Corpus linguistics doesn't mean anything. It’s like saying suppose a physicist decides, suppose physics and chemistry decide that instead of relying on experiments, what they’re going to do is take videotapes of things happening in the world and they’ll collect huge videotapes of everything that’s happening and from that maybe they’ll come up with some generalizations or insights.
I'm all for experimental science but I did find it a bit amusing the way Chomsky appeals to its authority. From what I've seen a typical "experiment" in linguistics means the linguist coming up with a more or less convoluted sentence and introspecting to decide whether it's grammatical or not. You can easily guess what proper experimentalists in natural or social sciences would think of such a methodology. (By this I don't mean to say that grammaticality judgments are totally useless per se, just that the methods commonly used to obtain them don't meet the standards of proper experimental research.)
As to the use of corpus data in research on language, Chomsky's dismissal is hard to make sense of. So OK physicist don't typically record videos of things happening out there, fair enough.
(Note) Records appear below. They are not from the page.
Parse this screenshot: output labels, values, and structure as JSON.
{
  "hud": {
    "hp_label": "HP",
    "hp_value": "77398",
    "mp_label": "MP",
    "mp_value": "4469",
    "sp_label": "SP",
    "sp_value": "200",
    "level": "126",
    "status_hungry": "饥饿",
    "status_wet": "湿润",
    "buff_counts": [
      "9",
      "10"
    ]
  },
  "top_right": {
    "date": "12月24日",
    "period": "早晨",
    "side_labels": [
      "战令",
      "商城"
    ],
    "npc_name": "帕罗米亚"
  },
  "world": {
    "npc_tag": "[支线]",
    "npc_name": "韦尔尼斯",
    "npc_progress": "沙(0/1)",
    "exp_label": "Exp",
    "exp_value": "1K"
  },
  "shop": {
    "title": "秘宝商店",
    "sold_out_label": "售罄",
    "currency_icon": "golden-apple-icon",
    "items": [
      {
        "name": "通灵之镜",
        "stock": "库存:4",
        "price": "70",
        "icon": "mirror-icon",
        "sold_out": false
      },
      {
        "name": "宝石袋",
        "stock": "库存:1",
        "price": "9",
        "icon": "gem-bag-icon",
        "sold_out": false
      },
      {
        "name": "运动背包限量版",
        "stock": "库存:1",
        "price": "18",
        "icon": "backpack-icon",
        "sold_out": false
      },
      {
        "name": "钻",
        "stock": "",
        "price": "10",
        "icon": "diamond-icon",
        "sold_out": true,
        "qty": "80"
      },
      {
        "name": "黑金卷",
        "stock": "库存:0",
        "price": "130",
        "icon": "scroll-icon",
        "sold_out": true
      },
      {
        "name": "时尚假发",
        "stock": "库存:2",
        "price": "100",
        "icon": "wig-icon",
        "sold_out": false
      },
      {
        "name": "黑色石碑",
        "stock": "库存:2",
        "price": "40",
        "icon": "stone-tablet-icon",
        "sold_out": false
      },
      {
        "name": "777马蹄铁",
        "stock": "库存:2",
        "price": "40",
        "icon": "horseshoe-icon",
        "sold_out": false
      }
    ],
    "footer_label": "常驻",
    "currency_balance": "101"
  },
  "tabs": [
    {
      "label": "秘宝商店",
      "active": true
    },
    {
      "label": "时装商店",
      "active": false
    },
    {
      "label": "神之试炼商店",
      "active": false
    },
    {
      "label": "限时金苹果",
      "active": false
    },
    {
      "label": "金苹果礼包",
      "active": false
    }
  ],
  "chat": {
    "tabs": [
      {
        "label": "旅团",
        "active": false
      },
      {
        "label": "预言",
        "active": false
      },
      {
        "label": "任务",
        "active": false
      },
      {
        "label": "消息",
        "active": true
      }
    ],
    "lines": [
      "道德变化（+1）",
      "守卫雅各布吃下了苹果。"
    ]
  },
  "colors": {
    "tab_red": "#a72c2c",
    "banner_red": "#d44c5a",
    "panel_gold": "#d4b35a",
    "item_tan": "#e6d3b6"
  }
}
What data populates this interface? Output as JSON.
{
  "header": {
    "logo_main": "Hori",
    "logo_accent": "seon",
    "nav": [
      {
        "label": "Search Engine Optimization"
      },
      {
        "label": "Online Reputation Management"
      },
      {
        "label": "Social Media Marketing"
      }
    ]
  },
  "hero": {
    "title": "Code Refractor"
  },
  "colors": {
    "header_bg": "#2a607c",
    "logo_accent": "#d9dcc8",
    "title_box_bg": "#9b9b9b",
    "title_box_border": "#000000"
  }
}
But even someone afflicted with acute physics envy should be able to see that there are respectable and highly successful branches of science which cannot and do not rely on experiments to obtain their data. In effect, scientist in those areas do analyze huge "videotapes" of stuff that happened to make generalizations and come up with theories about their domain of study. Obvious examples are paleontology, evolutionary biology or cosmology. You can't rerun the Big Bang to see what happens when you fiddle with such and such parameter. All we can ever hope to do is to watch those videos in the form of red-shifted light from receding galaxies, background radiation etc. And yet, we know way more about the history of the universe than about the workings of human language.